Und so kam es, dass wir in den frühen Morgenstunden des 12. Juni wohlgemut in Richtung Hauptbahnhof rollten. Der eigentliche Plan sah vor, dass wir mit dem 58-Euro-Ticket nach Nürnberg reisen wollten, um nach zwei Nächten weiter nach Prag zu fahren. Da uns jedoch aus vorhergehenden Bahndesastern ein Reisegutschein über 25 Euro zur Verfügung stand, buchten wir die Reise nach Nürnberg im ICE. Natürlich starteten wir schon aus Frankfurt mit erheblicher Verspätung – da wir jedoch keinen Anschlusszug erwischen mussten, nahmen wir es halbwegs locker. Es ist schon unglaublich, was sich die Bahn alles leistet. Die Rückfahrt aus Prag wurde ja schon Wochen bevor es losging gecancelt, und wir buchten uns auf eine Alternative ein – ohne einen Sitzplatz zu reservieren, da dies zwar vorgeschrieben, aber nicht möglich war.

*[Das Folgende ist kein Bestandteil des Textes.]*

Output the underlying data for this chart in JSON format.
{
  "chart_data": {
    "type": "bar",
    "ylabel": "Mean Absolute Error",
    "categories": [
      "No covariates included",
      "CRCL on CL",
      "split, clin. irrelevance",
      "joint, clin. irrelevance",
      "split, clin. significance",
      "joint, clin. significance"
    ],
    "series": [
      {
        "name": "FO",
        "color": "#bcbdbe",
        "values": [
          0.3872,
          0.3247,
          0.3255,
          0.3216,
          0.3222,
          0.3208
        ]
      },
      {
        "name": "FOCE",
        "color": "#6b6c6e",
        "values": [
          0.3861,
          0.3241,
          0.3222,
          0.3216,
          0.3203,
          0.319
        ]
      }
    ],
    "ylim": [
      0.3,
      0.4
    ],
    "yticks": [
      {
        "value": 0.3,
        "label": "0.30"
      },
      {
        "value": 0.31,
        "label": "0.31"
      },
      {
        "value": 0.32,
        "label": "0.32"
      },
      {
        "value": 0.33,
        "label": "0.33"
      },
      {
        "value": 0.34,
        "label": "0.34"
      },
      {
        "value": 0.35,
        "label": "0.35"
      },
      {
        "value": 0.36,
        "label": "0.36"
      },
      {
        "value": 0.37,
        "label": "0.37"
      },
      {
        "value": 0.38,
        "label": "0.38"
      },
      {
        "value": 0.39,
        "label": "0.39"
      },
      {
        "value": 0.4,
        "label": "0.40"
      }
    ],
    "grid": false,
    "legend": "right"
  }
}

In Nürnberg hatten wir für die beiden Übernachtungen Gutscheine für das a&o Hostel am Bahnhof ergattert, sodass uns die Nacht pro Person keine 10 Euro kostete. Wir waren gespannt, was uns erwartete. Zunächst durften wir unsere Koffer im hauseigenen Abstellraum abstellen, sodass wir bis zum Einchecken unbeschwert durch die Stadt schlendern konnten. Die Sonne schien freundlich auf uns herab, und wir spazierten durch die Stadtmauer, vorbei an Kirchen und Eiscafés, bis hoch zur Kaiserburg, überblickten Nürnberg und wanderten am Dürerhaus und der Pegnitz vorbei zum Hostel, um dort einzuchecken. Der Eingangsbereich bot Billard und Tischfußball, einige Gäste, meist jugendlich, lungerten im Foyer herum, und wir nutzten den Self-Check-in, wobei uns beim Einlesen der Karte ein Angestellter half. Wenig später waren wir in unserem Zimmer – klein, aber sauber, mit einer ebenso kleinen wie sauberen Dusche. Der Blick aus dem Fenster fiel auf den Busbahnhof, aber durch das geschlossene Fenster hielt sich der Lärm in Grenzen. Kein Luxus, aber völlig okay, vor allem für den Preis.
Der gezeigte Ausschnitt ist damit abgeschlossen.